Regardless, I am in the presence of friends and family. So even in the cold, cold north, my heart is warm. I am with and among "my people." So there is no other place I'd rather be.
But as a codependent, I had to and have made time to reflect on myself--even allowing myself to lament for our situation and weep out of gratitude from friends, family, and strangers even. Weeping has been good medicine for my heart. But I also know there's a place and time for that.
Greater still is the peace and joy I have in my heart. These would not have been possible without my Inspired Spoken Word projects, which are discussed on my site here but the actual work is for my members only.
I want to remind you that I love you and that I miss you. I really look forward to the day we can celebrate a reunion and catch up. That would be such joy for me!
I think of you often, especially when life gets tough. The time we shared together and laughed, I will hold onto during those dark and lonely nights. Know that I'm gleaming with smiles every time I think of you. I'm glad that God gave us that time, small as it was. Believe it or not, you fill my cup. You are special to me and just knowing you are there and that you care...is enough for me to keep going. So I thank you.

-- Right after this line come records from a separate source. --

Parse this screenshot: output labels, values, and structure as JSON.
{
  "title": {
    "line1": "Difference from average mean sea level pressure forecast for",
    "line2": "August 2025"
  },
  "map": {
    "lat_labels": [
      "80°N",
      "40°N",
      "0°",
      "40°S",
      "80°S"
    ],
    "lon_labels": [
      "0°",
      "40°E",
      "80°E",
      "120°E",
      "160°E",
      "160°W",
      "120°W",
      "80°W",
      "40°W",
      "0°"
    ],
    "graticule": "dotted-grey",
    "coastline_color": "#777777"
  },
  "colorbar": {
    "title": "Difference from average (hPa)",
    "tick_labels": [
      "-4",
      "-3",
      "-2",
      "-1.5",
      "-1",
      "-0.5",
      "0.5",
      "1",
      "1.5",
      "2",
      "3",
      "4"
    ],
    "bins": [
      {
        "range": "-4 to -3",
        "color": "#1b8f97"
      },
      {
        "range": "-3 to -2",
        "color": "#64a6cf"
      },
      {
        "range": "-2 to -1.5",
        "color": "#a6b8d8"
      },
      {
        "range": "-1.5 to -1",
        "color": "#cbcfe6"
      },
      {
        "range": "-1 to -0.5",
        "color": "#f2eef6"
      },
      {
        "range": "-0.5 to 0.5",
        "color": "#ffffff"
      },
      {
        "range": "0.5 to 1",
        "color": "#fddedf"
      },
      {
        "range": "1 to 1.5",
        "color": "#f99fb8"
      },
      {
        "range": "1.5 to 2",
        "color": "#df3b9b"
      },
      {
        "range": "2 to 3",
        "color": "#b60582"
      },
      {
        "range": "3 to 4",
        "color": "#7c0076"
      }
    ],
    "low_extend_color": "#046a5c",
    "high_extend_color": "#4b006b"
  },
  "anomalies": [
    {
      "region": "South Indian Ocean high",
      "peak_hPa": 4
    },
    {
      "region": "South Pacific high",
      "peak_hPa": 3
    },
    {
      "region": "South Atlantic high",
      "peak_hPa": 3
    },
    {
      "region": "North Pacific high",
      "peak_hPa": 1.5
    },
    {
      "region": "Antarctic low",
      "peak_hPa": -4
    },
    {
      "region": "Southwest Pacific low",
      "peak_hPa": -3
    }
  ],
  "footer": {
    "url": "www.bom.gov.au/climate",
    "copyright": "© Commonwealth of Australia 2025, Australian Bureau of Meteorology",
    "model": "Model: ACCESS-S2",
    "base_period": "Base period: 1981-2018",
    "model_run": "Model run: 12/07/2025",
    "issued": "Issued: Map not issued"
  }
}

Thank you for your thoughts and prayers. Thank you for being there. And thank you for being my friend when I felt no one cared. I know you do. So thank you so much.
So as my music ends, I hope you will take time to close your eyes, sit in the silence, feel the breeze and warmth of the light, and think of us--the memories we had together as well as the reunion we'll have to come, and then smile with me!
Shalom.
Don't forget to subscribe to my newsletter, if not as a supporting member. That way, you'll know exactly how to pray for me each week.
Again, I love you and look forward to seeing you again...on this, but if not, the other side!
With much love, thoughts, tears, and longing for you...
Yours Truly,
Kxf. W. D. Yang

Me eating out with myself but with happy thoughts of you, being here with me.